第38回実践研究助成『特別研究指定校である徳島県立盲学校についてご紹介します。

徳島県立盲学校は、幼稚部・小学部・中学部・高等部並びに高等部専攻科を設置し,視覚障害教育を専門的に行う特別支援学校です。高等部には普通科と手技療法科,専攻科手技療法科・専攻科鍼灸手技療法科(以下「職業学科」という)があります。 高等部の職業学科は,あん摩マッサージ指圧師、はり師、きゅう師になるための専門教育を行います。

このため徳島県立盲学校全体では3歳から60歳を超える人までと、たいへん幅広い年齢層の幼児・児童・生徒が学んでいます。
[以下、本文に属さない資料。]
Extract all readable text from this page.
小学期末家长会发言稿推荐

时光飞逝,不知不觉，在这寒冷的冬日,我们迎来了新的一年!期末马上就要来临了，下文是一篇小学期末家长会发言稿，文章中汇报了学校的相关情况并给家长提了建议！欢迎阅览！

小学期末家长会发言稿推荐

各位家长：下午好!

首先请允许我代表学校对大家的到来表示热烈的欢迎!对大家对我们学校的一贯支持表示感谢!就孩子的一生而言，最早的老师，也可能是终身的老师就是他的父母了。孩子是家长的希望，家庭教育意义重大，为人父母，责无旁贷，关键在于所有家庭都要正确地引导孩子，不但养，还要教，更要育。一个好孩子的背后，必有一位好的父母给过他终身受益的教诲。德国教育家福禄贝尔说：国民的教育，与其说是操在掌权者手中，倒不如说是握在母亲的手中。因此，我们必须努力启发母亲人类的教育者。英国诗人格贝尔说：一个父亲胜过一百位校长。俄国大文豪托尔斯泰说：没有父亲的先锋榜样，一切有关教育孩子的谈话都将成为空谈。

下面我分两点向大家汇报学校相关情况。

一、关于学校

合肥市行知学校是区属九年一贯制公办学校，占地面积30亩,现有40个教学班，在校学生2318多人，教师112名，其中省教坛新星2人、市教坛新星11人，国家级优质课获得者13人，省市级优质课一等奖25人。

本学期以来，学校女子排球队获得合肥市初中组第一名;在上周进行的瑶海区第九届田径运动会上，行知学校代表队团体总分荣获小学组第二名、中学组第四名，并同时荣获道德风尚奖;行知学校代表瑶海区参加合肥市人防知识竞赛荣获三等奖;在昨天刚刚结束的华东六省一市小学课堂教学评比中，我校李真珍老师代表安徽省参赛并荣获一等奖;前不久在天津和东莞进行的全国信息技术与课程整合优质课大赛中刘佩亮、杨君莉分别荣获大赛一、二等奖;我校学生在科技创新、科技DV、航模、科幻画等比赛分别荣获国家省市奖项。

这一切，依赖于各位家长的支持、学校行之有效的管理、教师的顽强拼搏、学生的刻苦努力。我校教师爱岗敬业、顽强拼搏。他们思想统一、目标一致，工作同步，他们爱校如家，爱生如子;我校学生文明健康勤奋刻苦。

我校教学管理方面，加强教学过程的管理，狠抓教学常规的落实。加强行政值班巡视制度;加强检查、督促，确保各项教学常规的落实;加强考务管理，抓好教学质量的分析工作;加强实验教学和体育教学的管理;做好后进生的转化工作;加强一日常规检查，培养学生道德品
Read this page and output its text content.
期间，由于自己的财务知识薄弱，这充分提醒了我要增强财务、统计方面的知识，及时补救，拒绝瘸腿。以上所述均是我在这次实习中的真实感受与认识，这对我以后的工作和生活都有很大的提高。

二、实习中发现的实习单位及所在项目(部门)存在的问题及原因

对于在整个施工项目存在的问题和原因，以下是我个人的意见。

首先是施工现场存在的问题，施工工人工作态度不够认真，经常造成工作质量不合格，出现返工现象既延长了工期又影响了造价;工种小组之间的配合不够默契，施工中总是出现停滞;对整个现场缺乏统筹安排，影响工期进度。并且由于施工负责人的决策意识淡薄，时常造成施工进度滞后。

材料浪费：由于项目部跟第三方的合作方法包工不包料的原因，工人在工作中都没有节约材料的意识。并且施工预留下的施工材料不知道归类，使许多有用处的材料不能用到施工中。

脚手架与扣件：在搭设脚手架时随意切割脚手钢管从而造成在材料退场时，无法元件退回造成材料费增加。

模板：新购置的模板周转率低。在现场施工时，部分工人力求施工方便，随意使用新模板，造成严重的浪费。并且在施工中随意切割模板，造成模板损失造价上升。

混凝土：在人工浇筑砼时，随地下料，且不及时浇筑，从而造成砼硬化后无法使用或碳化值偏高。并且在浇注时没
このような幼児・児童・生徒たちに対し、“社会人として自立できる”ことを目標に、一貫した支援、教育を行っています。

また、県内で唯一の盲学校ですので、視覚障害教育の地域センターとしての役割も果たし、積極的な情報発信や保護者の精神的なケアなども行っているとのことです。

今回の取り組みは、職業学科を対象としたICT機器(タブレットPC)活用により、生徒の認知スタイル(障害)の違い応じたコンテンツを提供し学習支援、障害補償を行うというものです。

研究課題 : ICTを活用した視覚障害者の学習環境の構築と授業実践
      〜 タブレットPCを用いた職業教育の実践 〜

この課題設定は、職業学科で学ぶ東洋医学の専門用語には、多数の同音異義語(例、“しょうかい”と発音するツボ:照会、小海、少海)や画数の多い文字(例:積聚、鵞足)が多く、視覚障害をもつ生徒には文字認識が大きな負担となっていることや、市販の参考書は文字が小さく自己学習用教材として活用できないこと、などを背景としています。

本実践による学習支援、障害補償を行うことで、国家試験(あん摩マッサージ指圧師、はり師、きゅう師)の合格率も高めていきたい、とのことでした。

文字認識の負担や自己学習教材がない、という課題は、視覚障害をもつ方に共通するものですので、この実践を徳島県立盲学校全体に拡げ取り組んでいくとのことでした。

徳島県立盲学校の実践は、他の視覚障害教育を専門に行う特別支援学校の学習活動のみならず、すでに社会に出ている視覚障害者の日常生活や職業生活に対しても、資するものと期待しています。

徳島県立盲学校の実践については、後日あらためてご報告します。

私は今回はじめて視覚障害教育を専門に行う特別支援学校を訪問させていただきました。はじめて知ることがたくさんございましたので、その一部を紹介させていただきます。

視覚障害教育を専門に行う特別支援学校の実践をお知りいただく上で、少しでもお役に立てば幸いです。


同じ教室に、明るいと見えに難い生徒、明るくないと見え難い生徒の双方が在籍しています。
そのような認知スタイル(障害)の違いに対応するため、1つの教室を黒板+白布で仕切り、光の影響を考慮する工夫をしています。


点字地球儀

視覚障害者用の教科書です。
弱視者用は、文字サイズを16ポイント(通常の1.8倍)程度に拡大します。
全盲者用は点字に変換しますので、1冊の教科書が12冊程度になります。点字は圧力で潰れてしまいますので、日常の活用でも注意が必要です。


職業学科の授業風景。
認知スタイル(障害)の違いに応じたツールを活用しています。
あん摩マッサージ指圧師、はり師、きゅう師の専門教育ですので、教材も専門的です。
学校内には治療室もあり生徒の実習も行いますが、一般の方への施術も行っています。